Before my marriage, I had a few questions over which I pondered very seriously. Will I still be able to continue writing after my marriage? Will my wife understand my passion and support me?
After reflection, these questions would always leave me anxious, uncertain. In several occasions, I shared this concern with a few friends. Because writing has always been very close to me and it is a longing that always remains in my heart.
The reality, however, is that I am married now - for almost eight months. And I must tell you that it is an intriguingly wonderful journey.
However, if you are a person like me who is passionate about something like writing, you struggle. The truth about writing is that the more you write, there is more to write. You struggle toggling between your conjugal duties and pursuing the passion.
So bluntly speaking, I struggled to write, a lot. As my life transitioned into new stage, somehow, someway things got different, challenging too. Moreover, the marriage has enough rituals to keep me busy all day, weeks and months.
In the past, I had enjoyed the luxury of time for myself, particularly for writing and reading. It is different now. But writing means the same thing – it always requires a long and arduous process where you have to be alone, think hard, write and rewrite.
So every time I retreated to my room where I settle to write, I saw my wife wondering why on earth I cared so much about my laptop and writing. Indeed, it takes me away from her for quite deal of time.
Meanwhile, there were my friends and readers who sensed that I was already struggling to write and blog. They gently reminded me though, “Don’t stop writing as you are married now.”
Like many bloggers who quit writing, I too contemplated this statement, I will write once I am fully settled. Or at least I would formulate wussy excuses like “I don’t have much to blog about”, or “I don’t get time”.
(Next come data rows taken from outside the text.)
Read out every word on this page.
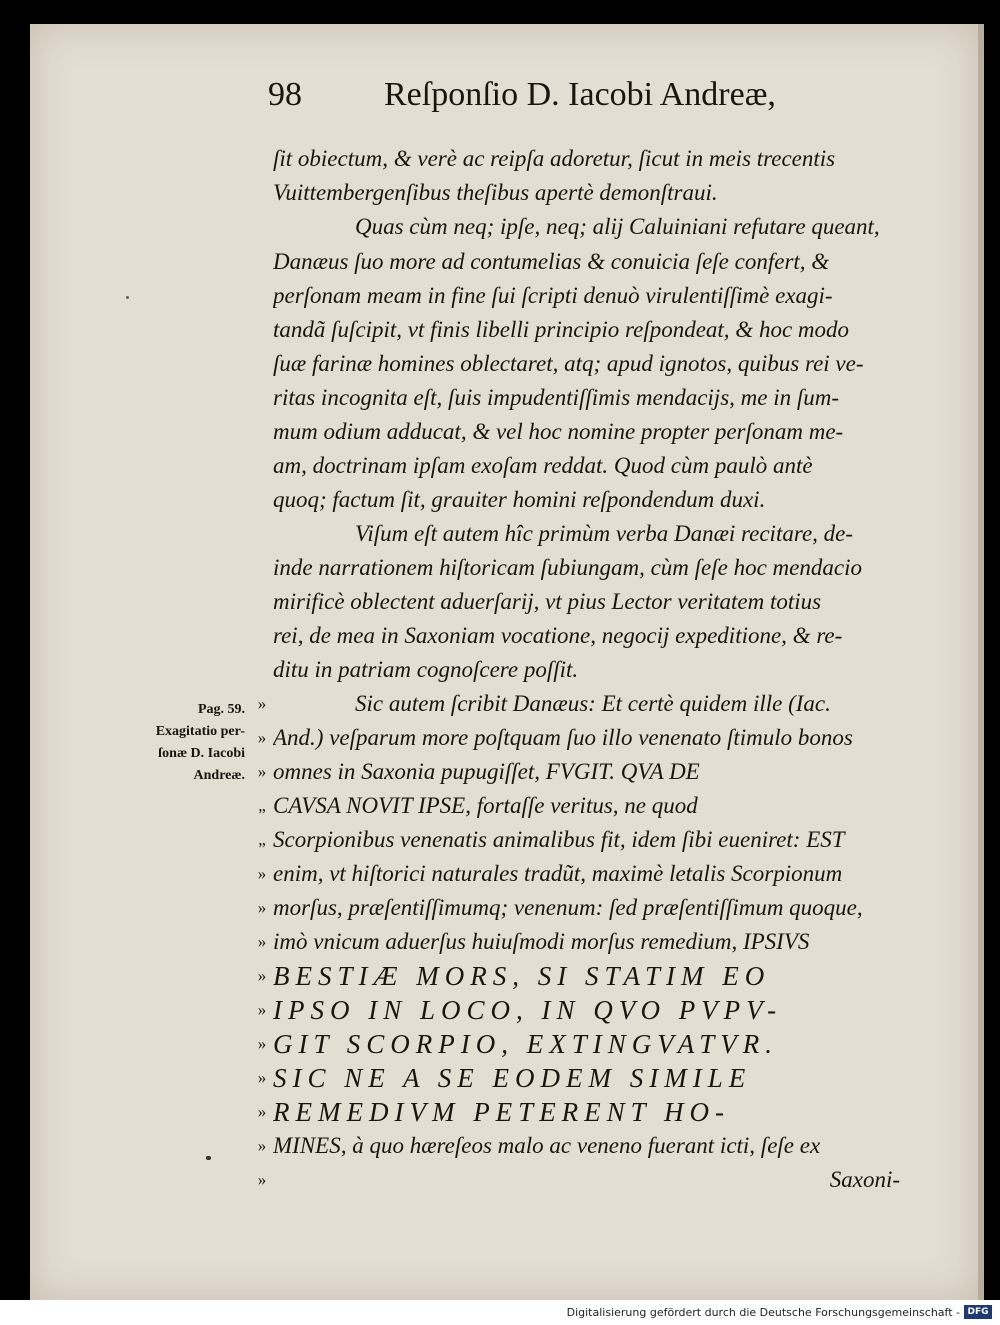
98 Reſponſio D. Iacobi Andreæ,
ſit obiectum, & verè ac reipſa adoretur, ſicut in meis trecentis
Vuittembergenſibus theſibus apertè demonſtraui.
Quas cùm neq; ipſe, neq; alij Caluiniani refutare queant,
Danæus ſuo more ad contumelias & conuicia ſeſe confert, &
perſonam meam in fine ſui ſcripti denuò virulentiſſimè exagi-
tandã ſuſcipit, vt finis libelli principio reſpondeat, & hoc modo
ſuæ farinæ homines oblectaret, atq; apud ignotos, quibus rei ve-
ritas incognita eſt, ſuis impudentiſſimis mendacijs, me in ſum-
mum odium adducat, & vel hoc nomine propter perſonam me-
am, doctrinam ipſam exoſam reddat. Quod cùm paulò antè
quoq; factum ſit, grauiter homini reſpondendum duxi.
Viſum eſt autem hîc primùm verba Danæi recitare, de-
inde narrationem hiſtoricam ſubiungam, cùm ſeſe hoc mendacio
mirificè oblectent aduerſarij, vt pius Lector veritatem totius
rei, de mea in Saxoniam vocatione, negocij expeditione, & re-
ditu in patriam cognoſcere poſſit.
Sic autem ſcribit Danæus: Et certè quidem ille (Iac.
And.) veſparum more poſtquam ſuo illo venenato ſtimulo bonos
omnes in Saxonia pupugiſſet, FVGIT. QVA DE
CAVSA NOVIT IPSE, fortaſſe veritus, ne quod
Scorpionibus venenatis animalibus fit, idem ſibi eueniret: EST
enim, vt hiſtorici naturales tradũt, maximè letalis Scorpionum
morſus, præſentiſſimumq; venenum: ſed præſentiſſimum quoque,
imò vnicum aduerſus huiuſmodi morſus remedium, IPSIVS
BESTIÆ MORS, SI STATIM EO
IPSO IN LOCO, IN QVO PVPV-
GIT SCORPIO, EXTINGVATVR.
SIC NE A SE EODEM SIMILE
REMEDIVM PETERENT HO-
MINES, à quo hæreſeos malo ac veneno fuerant icti, ſeſe ex
Saxoni-
Pag. 59.
Exagitatio per-
ſonæ D. Iacobi
Andreæ.
»
»
»
„
„
»
»
»
»
»
»
»
»
»
»
Digitalisierung gefördert durch die Deutsche Forschungsgemeinschaft - DFG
Quit writing…? It just gives me a chill just to think about it; it would be the hardest reality for me. There was a week or two or even three when I didn’t write anything and it gave me a miserable and unsettled feeling.
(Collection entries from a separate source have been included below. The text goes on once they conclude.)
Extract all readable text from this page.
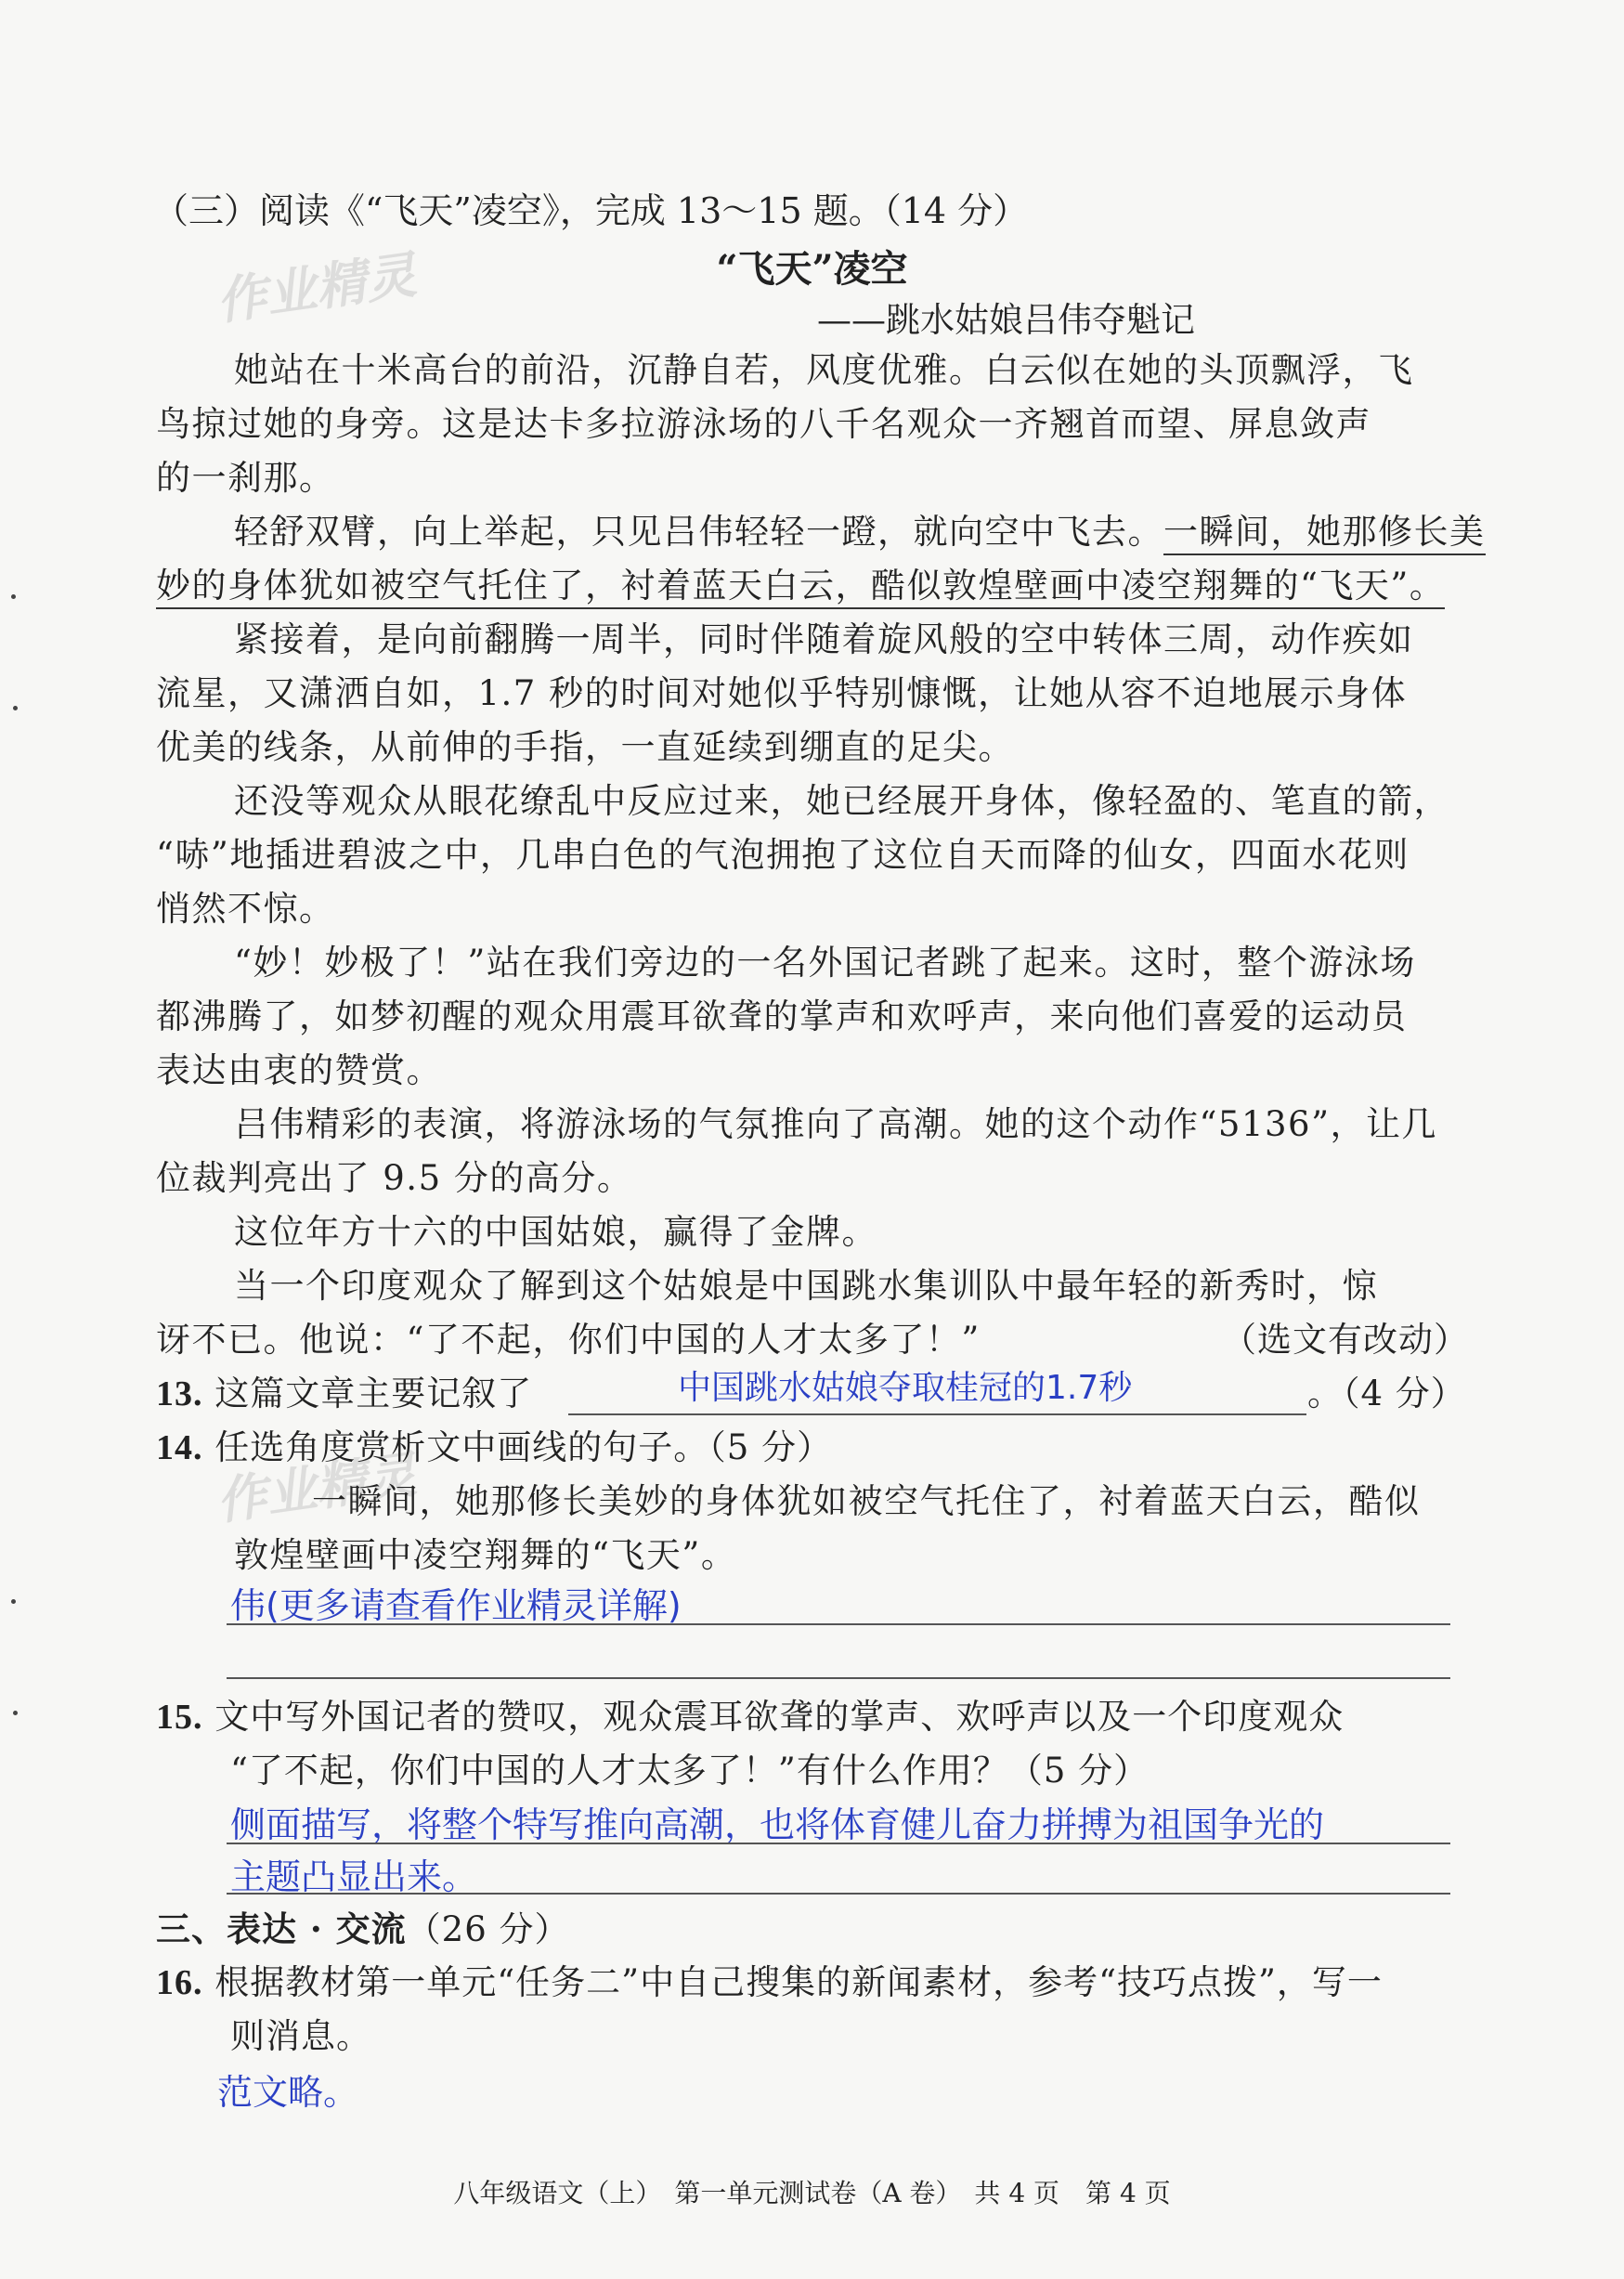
作业精灵
作业精灵
（三）阅读《“飞天”凌空》，完成 13～15 题。（14 分）
“飞天”凌空
——跳水姑娘吕伟夺魁记
她站在十米高台的前沿，沉静自若，风度优雅。白云似在她的头顶飘浮，飞
鸟掠过她的身旁。这是达卡多拉游泳场的八千名观众一齐翘首而望、屏息敛声
的一刹那。
轻舒双臂，向上举起，只见吕伟轻轻一蹬，就向空中飞去。一瞬间，她那修长美
妙的身体犹如被空气托住了，衬着蓝天白云，酷似敦煌壁画中凌空翔舞的“飞天”。
紧接着，是向前翻腾一周半，同时伴随着旋风般的空中转体三周，动作疾如
流星，又潇洒自如，1.7 秒的时间对她似乎特别慷慨，让她从容不迫地展示身体
优美的线条，从前伸的手指，一直延续到绷直的足尖。
还没等观众从眼花缭乱中反应过来，她已经展开身体，像轻盈的、笔直的箭，
“哧”地插进碧波之中，几串白色的气泡拥抱了这位自天而降的仙女，四面水花则
悄然不惊。
“妙！妙极了！”站在我们旁边的一名外国记者跳了起来。这时，整个游泳场
都沸腾了，如梦初醒的观众用震耳欲聋的掌声和欢呼声，来向他们喜爱的运动员
表达由衷的赞赏。
吕伟精彩的表演，将游泳场的气氛推向了高潮。她的这个动作“5136”，让几
位裁判亮出了 9.5 分的高分。
这位年方十六的中国姑娘，赢得了金牌。
当一个印度观众了解到这个姑娘是中国跳水集训队中最年轻的新秀时，惊
讶不已。他说：“了不起，你们中国的人才太多了！”	（选文有改动）
13. 这篇文章主要记叙了	中国跳水姑娘夺取桂冠的1.7秒	。（4 分）
14. 任选角度赏析文中画线的句子。（5 分）
一瞬间，她那修长美妙的身体犹如被空气托住了，衬着蓝天白云，酷似
敦煌壁画中凌空翔舞的“飞天”。
伟(更多请查看作业精灵详解)
15. 文中写外国记者的赞叹，观众震耳欲聋的掌声、欢呼声以及一个印度观众
“了不起，你们中国的人才太多了！”有什么作用？（5 分）
侧面描写，将整个特写推向高潮，也将体育健儿奋力拼搏为祖国争光的
主题凸显出来。
三、表达 · 交流（26 分）
16. 根据教材第一单元“任务二”中自己搜集的新闻素材，参考“技巧点拨”，写一
则消息。
范文略。
八年级语文（上）　第一单元测试卷（A 卷）　共 4 页　第 4 页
As hard and tiring as writing may be, I am learning to remain strong and committed to stay in tune and continue writing despite transitions in my life.
The truth is that anytime we transition from one season to another, one place to another and one stage to another.
Dolly Parton rightly said, “We cannot direct the wind, but we can adjust the sails.” Today, I feel very happy that I am still writing, blogging; indeed I am learning to adjust my sails.